# Scrapping data

In [7]:
import os

# Set the new working directory
new_path = r"C:\Users\aleja\OneDrive\Escritorio\Term_2\Text_Mining\final_project"

# Change the working directory
os.chdir(new_path)

# Verify the change
print("Current Working Directory:", os.getcwd())


Current Working Directory: C:\Users\aleja\OneDrive\Escritorio\Term_2\Text_Mining\final_project


In [None]:
import requests
from bs4 import BeautifulSoup
import pandas as pd
import time

# Define the range of years to scrape
years = range(1981, 2022)

# List to store all data
all_data = []

for year in years:
    print(f"Scraping data for the year {year}...")
    
    # Construct the Wikipedia URL for the specific year
    url = f"https://en.wikipedia.org/wiki/Billboard_Year-End_Hot_100_singles_of_{year}"
    
    try:
        # Request page content with UTF-8 encoding
        response = requests.get(url)
        response.raise_for_status()  # Raise an error if the request fails
        response.encoding = "utf-8"  # Ensure UTF-8 encoding

        # Parse page content
        soup = BeautifulSoup(response.text, "html.parser")
        
        # Find the first wikitable on the page
        table = soup.find("table", {"class": "wikitable"})
        
        # Extract table rows
        rows = table.find_all("tr")

        # Extract table data
        for row in rows[1:]:  # Skip header row
            cols = row.find_all("td")
            if len(cols) >= 3:  # Ensure row has the required columns
                ranking = cols[0].text.strip()
                title = cols[1].text.strip()
                artist = cols[2].text.strip()
                all_data.append([year, ranking, title, artist])
        
        # Sleep for 1 second to avoid overwhelming Wikipedia's servers
        time.sleep(1)

    except Exception as e:
        print(f"Failed to scrape data for {year}: {e}")

# Create DataFrame
df = pd.DataFrame(all_data, columns=["Year", "Ranking", "Title", "Artist(s)"])

# Rename columns
df.rename(columns={"Year": "year", "Ranking": "ranking", "Title": "title", "Artist(s)": "artist"}, inplace=True)
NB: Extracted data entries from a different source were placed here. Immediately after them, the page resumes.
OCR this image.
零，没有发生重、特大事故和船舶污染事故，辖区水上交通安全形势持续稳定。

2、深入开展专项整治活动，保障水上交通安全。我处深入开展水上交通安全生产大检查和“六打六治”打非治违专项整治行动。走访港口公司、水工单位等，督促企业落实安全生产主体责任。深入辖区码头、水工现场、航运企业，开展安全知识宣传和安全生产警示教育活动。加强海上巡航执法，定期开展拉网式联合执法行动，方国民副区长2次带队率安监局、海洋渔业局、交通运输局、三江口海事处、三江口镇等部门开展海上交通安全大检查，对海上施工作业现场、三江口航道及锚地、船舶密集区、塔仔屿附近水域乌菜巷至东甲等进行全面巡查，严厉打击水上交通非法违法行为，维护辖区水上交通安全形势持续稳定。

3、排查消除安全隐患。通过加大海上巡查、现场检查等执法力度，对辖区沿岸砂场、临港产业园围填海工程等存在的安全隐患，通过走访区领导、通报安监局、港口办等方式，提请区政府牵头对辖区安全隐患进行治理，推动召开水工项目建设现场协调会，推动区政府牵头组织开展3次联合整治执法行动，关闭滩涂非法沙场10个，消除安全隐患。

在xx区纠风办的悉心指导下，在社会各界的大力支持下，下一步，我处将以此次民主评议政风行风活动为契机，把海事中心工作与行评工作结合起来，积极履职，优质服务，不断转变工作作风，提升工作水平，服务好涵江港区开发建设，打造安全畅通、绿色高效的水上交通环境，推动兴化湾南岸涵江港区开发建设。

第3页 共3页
# Remove quotation marks from title column
df["title"] = df["title"].str.replace('"', '', regex=False)

# Save to CSV with UTF-8 encoding
df.to_csv("billboard_hot_100_1981_2021.csv", index=False, encoding="utf-8-sig")

print("Data saved to billboard_hot_100_1981_2021.csv")

# Display DataFrame
print(df)


Scraping data for the year 1981...
Scraping data for the year 1982...
Scraping data for the year 1983...
Scraping data for the year 1984...
Scraping data for the year 1985...
Scraping data for the year 1986...
Scraping data for the year 1987...
Scraping data for the year 1988...
Scraping data for the year 1989...
Scraping data for the year 1990...
Scraping data for the year 1991...
Scraping data for the year 1992...
Scraping data for the year 1993...
Scraping data for the year 1994...
Scraping data for the year 1995...
Scraping data for the year 1996...
Scraping data for the year 1997...
Scraping data for the year 1998...
Scraping data for the year 1999...
Scraping data for the year 2000...
Scraping data for the year 2001...
Scraping data for the year 2002...
Scraping data for the year 2003...
Scraping data for the year 2004...
Scraping data for the year 2005...
Scraping data for the year 2006...
Scraping data for the year 2007...
Scraping data for the year 2008...
Scraping data for th

In [12]:
# Save to CSV with UTF-8 encoding
df.to_csv("billboard_hot_100_1981_2021.csv", index=False, encoding="utf-8-sig")